Avant TF1, la RTS prescrit «The Good Doctor», la nouvelle ordonnance du Dr House.

Cette vieille carne en blouse blanche de Dr House a engendré un bienheureux émule, «The Good Doctor». Du moins les toubibs possèdent-ils la même souche, l’auteur David Shore. Déjà populaire aux Etats-Unis, au point d’y battre les records d’audimat de routards confirmés comme «NCIS», avec près de 20 millions de spectateurs hebdomadaires, ce nouveau héros a priori, ne ressemble en rien au champion cynique des séries médicales, le célèbre affreux jojo boiteux toujours prêt à fustiger ses internes, expert cruel en humour noir face aux fesses de ses patients. Loin du mandarin machiavélique, le Dr Shaun Murphy pose en angelot tombé du ciel.
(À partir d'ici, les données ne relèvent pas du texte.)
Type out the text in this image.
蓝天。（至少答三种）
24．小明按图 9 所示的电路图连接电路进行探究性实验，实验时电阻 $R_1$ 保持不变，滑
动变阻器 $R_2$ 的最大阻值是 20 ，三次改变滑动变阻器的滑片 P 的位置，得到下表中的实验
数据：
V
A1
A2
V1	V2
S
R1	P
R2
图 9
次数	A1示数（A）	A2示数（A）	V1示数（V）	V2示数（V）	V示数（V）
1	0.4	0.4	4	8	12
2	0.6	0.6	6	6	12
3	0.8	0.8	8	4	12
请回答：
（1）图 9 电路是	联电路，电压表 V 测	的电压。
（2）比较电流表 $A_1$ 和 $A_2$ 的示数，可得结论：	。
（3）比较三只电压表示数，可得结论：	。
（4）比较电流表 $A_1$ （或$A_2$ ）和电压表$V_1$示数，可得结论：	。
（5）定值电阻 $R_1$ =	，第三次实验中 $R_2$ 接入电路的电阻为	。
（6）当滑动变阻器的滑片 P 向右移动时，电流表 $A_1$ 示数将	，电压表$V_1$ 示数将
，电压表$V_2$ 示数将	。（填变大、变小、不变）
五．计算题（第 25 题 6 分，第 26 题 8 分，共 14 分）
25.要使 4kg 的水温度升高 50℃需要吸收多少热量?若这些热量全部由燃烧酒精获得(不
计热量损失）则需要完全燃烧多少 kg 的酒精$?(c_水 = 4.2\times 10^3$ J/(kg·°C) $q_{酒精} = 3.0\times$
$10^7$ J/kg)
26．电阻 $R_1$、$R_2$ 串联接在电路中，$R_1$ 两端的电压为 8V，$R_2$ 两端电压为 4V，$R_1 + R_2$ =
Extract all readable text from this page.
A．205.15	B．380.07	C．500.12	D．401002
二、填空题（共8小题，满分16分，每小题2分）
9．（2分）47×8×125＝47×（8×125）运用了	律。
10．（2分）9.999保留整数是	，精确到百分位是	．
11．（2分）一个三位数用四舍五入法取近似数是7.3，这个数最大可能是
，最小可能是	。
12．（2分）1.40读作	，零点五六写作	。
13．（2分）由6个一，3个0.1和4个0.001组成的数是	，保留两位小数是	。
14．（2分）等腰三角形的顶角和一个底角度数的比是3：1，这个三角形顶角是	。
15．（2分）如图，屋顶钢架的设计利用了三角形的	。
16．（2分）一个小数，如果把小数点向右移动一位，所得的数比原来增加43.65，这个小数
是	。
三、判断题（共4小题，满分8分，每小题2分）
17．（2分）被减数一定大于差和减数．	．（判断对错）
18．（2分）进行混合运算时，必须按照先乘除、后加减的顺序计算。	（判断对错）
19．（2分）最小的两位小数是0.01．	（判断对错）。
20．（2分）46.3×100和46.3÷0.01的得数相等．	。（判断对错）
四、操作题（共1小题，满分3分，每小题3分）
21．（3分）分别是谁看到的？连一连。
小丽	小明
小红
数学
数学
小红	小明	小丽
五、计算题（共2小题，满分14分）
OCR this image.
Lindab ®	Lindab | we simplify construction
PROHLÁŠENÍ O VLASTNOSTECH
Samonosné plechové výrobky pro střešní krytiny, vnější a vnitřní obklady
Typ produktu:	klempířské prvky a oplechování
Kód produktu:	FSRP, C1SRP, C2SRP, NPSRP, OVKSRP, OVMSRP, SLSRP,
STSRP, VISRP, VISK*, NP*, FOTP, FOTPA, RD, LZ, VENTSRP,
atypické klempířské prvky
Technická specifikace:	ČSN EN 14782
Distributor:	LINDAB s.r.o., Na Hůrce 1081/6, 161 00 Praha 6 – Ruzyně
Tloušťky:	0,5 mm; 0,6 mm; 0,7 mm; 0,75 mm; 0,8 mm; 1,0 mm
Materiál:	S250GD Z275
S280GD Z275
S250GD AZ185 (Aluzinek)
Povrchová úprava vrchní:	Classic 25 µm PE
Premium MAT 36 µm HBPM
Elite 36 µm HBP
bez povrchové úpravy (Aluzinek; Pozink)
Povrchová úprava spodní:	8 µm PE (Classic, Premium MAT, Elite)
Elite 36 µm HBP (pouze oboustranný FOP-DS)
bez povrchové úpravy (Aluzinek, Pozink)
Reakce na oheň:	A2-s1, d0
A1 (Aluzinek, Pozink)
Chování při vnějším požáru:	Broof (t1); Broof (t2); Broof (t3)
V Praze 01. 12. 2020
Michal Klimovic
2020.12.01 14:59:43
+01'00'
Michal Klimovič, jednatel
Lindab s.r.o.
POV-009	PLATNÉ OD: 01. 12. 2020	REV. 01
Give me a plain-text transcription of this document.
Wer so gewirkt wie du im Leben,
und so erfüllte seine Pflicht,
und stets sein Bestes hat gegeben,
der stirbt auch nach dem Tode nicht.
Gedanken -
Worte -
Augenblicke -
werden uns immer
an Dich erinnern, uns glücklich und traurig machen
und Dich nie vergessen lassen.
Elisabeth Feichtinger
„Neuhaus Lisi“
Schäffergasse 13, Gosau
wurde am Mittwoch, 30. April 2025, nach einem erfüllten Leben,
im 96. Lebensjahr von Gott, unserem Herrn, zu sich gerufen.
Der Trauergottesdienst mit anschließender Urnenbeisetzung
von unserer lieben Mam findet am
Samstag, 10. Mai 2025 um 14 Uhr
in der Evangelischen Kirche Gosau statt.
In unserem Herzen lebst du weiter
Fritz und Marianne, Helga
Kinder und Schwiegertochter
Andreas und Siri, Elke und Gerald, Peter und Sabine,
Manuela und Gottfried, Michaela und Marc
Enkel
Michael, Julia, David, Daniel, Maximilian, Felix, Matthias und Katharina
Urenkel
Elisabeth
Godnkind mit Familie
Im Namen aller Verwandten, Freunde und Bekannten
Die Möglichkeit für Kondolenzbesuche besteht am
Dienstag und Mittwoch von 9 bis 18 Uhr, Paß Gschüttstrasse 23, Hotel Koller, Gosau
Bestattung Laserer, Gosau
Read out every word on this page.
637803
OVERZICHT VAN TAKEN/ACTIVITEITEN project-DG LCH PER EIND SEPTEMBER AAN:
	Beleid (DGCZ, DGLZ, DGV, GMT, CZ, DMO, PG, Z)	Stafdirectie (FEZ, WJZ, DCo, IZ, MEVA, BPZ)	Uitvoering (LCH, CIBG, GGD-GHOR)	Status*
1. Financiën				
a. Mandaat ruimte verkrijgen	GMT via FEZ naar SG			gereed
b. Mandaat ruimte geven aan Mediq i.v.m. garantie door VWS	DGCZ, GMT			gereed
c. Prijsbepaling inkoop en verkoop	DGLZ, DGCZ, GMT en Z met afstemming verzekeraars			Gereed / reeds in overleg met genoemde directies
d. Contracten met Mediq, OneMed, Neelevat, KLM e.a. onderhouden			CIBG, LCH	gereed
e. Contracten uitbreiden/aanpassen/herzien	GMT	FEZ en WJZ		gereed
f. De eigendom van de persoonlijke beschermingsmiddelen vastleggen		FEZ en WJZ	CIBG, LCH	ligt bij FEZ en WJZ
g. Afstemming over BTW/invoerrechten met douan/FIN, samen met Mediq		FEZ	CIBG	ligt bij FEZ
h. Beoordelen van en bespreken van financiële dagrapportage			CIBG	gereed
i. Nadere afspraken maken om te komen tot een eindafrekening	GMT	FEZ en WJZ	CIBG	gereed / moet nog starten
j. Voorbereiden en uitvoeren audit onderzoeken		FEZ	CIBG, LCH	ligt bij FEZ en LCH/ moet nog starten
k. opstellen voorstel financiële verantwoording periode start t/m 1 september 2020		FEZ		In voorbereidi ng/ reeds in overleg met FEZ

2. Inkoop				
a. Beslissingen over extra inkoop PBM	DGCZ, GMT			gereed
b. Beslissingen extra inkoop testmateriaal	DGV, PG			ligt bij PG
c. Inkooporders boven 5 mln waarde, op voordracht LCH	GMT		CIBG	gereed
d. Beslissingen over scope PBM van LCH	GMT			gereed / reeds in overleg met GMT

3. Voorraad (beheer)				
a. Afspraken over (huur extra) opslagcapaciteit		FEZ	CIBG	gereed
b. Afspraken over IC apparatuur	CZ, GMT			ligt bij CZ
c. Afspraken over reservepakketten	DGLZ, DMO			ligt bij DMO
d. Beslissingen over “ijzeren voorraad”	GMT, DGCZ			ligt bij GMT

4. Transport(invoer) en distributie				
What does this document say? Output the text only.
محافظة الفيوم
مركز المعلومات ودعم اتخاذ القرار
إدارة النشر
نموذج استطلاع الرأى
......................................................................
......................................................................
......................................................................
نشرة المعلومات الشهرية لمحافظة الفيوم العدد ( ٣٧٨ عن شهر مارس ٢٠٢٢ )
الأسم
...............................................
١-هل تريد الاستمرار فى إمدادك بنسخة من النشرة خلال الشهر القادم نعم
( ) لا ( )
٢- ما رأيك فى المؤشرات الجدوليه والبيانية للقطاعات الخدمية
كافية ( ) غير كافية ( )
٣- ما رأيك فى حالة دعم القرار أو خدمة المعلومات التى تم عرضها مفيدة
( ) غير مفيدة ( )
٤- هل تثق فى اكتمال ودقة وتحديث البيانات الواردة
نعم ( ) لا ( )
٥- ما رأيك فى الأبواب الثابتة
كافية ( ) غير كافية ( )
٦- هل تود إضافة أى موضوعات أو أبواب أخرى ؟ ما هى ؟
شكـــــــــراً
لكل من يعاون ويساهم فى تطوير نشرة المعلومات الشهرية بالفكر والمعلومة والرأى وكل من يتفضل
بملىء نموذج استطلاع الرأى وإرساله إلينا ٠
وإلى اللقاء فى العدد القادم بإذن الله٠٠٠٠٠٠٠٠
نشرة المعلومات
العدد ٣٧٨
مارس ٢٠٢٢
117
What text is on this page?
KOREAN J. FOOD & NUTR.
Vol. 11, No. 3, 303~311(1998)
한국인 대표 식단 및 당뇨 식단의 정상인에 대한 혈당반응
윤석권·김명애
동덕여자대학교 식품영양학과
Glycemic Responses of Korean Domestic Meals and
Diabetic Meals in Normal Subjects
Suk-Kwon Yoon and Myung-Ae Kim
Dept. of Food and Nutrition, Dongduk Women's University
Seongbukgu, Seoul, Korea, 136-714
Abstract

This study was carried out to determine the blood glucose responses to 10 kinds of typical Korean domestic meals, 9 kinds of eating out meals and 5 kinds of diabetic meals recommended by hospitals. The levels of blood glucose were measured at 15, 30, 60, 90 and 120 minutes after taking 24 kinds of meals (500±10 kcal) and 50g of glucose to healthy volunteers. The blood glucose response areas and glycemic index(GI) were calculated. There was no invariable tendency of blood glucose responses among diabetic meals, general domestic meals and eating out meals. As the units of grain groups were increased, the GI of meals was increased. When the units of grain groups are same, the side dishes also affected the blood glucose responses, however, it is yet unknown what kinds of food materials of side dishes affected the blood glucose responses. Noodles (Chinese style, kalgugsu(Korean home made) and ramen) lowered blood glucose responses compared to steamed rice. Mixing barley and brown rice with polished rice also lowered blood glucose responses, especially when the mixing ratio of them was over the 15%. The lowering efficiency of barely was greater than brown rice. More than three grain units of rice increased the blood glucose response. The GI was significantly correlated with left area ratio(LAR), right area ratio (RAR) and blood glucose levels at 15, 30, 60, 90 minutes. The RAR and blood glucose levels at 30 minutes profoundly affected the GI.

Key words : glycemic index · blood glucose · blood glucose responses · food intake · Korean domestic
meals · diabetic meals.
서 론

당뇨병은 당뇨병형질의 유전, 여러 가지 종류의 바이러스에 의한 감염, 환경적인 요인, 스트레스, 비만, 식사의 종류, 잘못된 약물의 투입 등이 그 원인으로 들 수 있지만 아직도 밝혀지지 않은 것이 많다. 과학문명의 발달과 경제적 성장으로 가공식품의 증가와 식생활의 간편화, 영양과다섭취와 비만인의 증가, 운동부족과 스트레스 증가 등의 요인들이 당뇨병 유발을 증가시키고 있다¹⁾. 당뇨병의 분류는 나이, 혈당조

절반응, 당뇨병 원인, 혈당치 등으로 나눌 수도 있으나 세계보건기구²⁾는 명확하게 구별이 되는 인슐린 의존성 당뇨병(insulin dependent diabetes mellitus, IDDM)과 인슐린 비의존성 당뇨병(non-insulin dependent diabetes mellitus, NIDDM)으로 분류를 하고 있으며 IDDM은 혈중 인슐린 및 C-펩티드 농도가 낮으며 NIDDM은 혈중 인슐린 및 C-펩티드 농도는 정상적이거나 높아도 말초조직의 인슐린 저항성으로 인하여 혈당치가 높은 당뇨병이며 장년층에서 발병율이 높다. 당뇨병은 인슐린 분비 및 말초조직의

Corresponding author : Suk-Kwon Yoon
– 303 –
Et pour cause.

Atteint du syndrome d’Asperger, ce chirurgien prodige tout juste diplômé affiche un physique d’adolescent attardé et un sourire pur qui ignore le concept même de manipulation maligne. La plupart du temps, le drôle de gamin oppose aux adultes un air de perpétuel éberlué, façon Dustin Hoffman dans «Rain Man». Dès le deuxième épisode, le toubib pose la question sans malice: «Mais à quoi sert le sarcasme?» Le Canadien David Shore l’a imaginé 7 ans après avoir largué House, médecin misanthrope accro à Vicodine et à la méchanceté durant 8 saisons et près de deux cents épisodes. «The Good Doctor» serait-il l’antidote? L’auteur et producteur s’est inspiré d’un «soap» coréen, qu’il a dopé avec ses vieilles obsessions. Car malgré les apparences, «The Good Doctor» cultive le profil du marginal asocial.

Le Dr House portait sa misanthropie en bandoulière. Le bon docteur autiste provoque le rejet par des élans de sincérité irrépressible. Le voir débiter son diagnostic avec une franchise crue à un patient atteint de cancer avancé. La drôlerie, fatale, ne semble pourtant jamais calculée. «Le manque d’émotions chez les autistes, explique Shore dans ses notes d’intention, relève d’une croyance erronée. Ils ressentent des trucs. Et le simple fait de dire «ils», m’embarrasse. Car chacun d’entre eux m’apparaît comme une créature spécifique et singulière. Mais il y a toujours cette idée qu’ils sont intelligents, marioles, sympas, parce qu’ils s’inscrivent dans une communication étrange qui peut soudain se bloquer. C’était le piège de cette série, du scénario à l’interprétation, aller vers ces facilités.»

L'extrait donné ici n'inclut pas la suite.